According to former Dean, Dr. Jane Romatowski, the Child Development Center is recognized as a model center, the highest recognition possible from the National Association for the Education of Young Children. The Child Development Center maintains its accreditation and is seen as a model for those wishing to establish care giving centers. The Child Development Center is guided by the Reggio Emilia
philosophy of teaching which emphasizes respect for children as learners and their competency. Children are involved in long-term projects often documented with photography. It is an immersion program that follows the child’s interests and has proven to be effective over many years. According to Dr. Karen Paciorek, the school has a national reputation as an outstanding facility to observe the Reggio Emilia philosophy of early childhood education in action. “Dr. Trepanier-Street directs what, by many is considered the best early childhood education program in the state,” says Paciorek.

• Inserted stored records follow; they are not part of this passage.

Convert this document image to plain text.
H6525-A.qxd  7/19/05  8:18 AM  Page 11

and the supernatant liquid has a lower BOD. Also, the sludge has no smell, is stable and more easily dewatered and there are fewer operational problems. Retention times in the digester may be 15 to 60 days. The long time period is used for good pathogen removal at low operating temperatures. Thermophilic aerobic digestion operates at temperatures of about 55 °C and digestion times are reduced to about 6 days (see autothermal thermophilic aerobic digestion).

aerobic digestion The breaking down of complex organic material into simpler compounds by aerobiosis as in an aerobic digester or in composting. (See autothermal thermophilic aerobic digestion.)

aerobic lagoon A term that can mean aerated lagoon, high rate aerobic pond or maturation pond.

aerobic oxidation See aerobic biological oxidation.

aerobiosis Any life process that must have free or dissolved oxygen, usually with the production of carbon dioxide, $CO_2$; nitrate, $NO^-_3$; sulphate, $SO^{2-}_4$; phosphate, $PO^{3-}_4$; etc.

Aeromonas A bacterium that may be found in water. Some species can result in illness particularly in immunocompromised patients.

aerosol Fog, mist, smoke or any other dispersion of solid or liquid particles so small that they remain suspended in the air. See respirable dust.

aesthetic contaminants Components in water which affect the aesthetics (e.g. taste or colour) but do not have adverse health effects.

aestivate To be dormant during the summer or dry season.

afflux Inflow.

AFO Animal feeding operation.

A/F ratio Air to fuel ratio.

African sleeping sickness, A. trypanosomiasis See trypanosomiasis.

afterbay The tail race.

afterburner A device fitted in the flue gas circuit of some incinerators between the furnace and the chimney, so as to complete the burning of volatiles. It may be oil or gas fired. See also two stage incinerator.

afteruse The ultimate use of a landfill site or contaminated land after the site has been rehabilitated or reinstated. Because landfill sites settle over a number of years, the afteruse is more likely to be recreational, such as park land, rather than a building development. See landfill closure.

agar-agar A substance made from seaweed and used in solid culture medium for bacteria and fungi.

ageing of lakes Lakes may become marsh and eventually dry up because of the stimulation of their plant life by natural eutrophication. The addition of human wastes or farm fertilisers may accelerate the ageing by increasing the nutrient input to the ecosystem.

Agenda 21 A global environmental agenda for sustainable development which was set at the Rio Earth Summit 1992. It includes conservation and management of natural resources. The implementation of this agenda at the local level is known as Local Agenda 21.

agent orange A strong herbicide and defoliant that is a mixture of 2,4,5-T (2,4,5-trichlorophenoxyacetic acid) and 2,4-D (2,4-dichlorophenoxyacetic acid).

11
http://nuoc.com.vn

In addition to her work on campus, Mary has been an advocate for early childhood education as a critical requirement for teacher certification. She has collaborated with representatives from other colleges and universities to lobby the issue.

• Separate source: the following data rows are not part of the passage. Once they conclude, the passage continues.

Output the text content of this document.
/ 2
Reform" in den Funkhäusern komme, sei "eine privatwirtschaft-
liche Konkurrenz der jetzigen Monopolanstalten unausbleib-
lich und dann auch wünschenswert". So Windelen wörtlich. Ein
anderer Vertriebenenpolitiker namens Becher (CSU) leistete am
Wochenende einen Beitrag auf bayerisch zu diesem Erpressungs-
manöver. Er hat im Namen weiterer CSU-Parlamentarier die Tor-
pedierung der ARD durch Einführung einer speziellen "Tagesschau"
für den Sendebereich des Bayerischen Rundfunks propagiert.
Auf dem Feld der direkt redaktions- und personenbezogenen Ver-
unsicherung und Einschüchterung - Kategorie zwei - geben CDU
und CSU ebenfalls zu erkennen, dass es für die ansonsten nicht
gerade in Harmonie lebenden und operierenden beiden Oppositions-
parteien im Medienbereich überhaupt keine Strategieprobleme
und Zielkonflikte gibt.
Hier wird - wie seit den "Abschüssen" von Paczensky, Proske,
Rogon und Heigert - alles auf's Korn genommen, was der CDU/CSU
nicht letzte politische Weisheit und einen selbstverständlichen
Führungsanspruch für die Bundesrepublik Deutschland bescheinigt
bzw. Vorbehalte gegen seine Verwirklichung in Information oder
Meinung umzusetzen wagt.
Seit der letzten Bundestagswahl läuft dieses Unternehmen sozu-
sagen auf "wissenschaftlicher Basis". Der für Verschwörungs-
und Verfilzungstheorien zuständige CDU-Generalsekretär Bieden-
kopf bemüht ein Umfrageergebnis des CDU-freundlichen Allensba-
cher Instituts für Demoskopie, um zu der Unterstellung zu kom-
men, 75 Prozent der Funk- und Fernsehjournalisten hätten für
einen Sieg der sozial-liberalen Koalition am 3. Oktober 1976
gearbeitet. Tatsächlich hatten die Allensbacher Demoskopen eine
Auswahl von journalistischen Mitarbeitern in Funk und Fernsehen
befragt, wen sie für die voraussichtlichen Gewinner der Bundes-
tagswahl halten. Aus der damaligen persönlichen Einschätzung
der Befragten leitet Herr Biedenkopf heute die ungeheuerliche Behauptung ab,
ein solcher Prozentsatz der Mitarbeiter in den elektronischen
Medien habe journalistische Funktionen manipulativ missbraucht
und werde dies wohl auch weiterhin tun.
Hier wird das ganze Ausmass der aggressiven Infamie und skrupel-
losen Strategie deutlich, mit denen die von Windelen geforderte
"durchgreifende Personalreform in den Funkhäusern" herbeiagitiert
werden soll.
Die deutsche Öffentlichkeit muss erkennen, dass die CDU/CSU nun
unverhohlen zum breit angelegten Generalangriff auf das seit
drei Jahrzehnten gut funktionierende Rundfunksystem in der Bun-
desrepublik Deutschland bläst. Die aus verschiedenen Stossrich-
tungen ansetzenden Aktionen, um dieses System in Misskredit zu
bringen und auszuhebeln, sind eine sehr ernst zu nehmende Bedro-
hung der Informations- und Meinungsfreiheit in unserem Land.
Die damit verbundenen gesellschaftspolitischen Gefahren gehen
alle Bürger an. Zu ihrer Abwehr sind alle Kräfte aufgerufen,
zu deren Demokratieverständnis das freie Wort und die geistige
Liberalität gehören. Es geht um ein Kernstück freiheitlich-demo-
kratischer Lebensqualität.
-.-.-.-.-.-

She has authored and co-authored over forty published articles, book chapters and abstracts on many aspects of teacher education, child development and the education of children with special needs, as well as other facets of her profession. She loves research which is reflected in titles documenting her research experiences.

Sister Marie Hopkins, IHM, Professor Emeritus, Marygrove College, writes, “Not only does Dr. Trepanier-Street publish, she is a popular lecturer who is in demand for topics ranging from ‘Personal and Professional Growth of College Mentors of Young Children,’ and ‘Encouraging a Generation of Peacekeepers’ to ‘How Do Children Represent Their Thinking?’ Titles of her publications and her lectures show her desire to foster compassion in others. She must first possess it in order to promote it.”

Mary has held leadership positions in many professional organizations. She has also been appointed to advisory boards such as the Dearborn Public Schools. The Michigan Early Childhood Education Consortium thrived during Mary’s presidency, according to many of Mary’s colleagues.

Marygrove was a legacy for Mary because her mother, Mary Morgan, graduated from the College in 1947. Mary remembers Marygrove College, “I received such an excellent education there, a wonderful base for my further studies in teacher education. I was educated by bright, progressive thinking women.”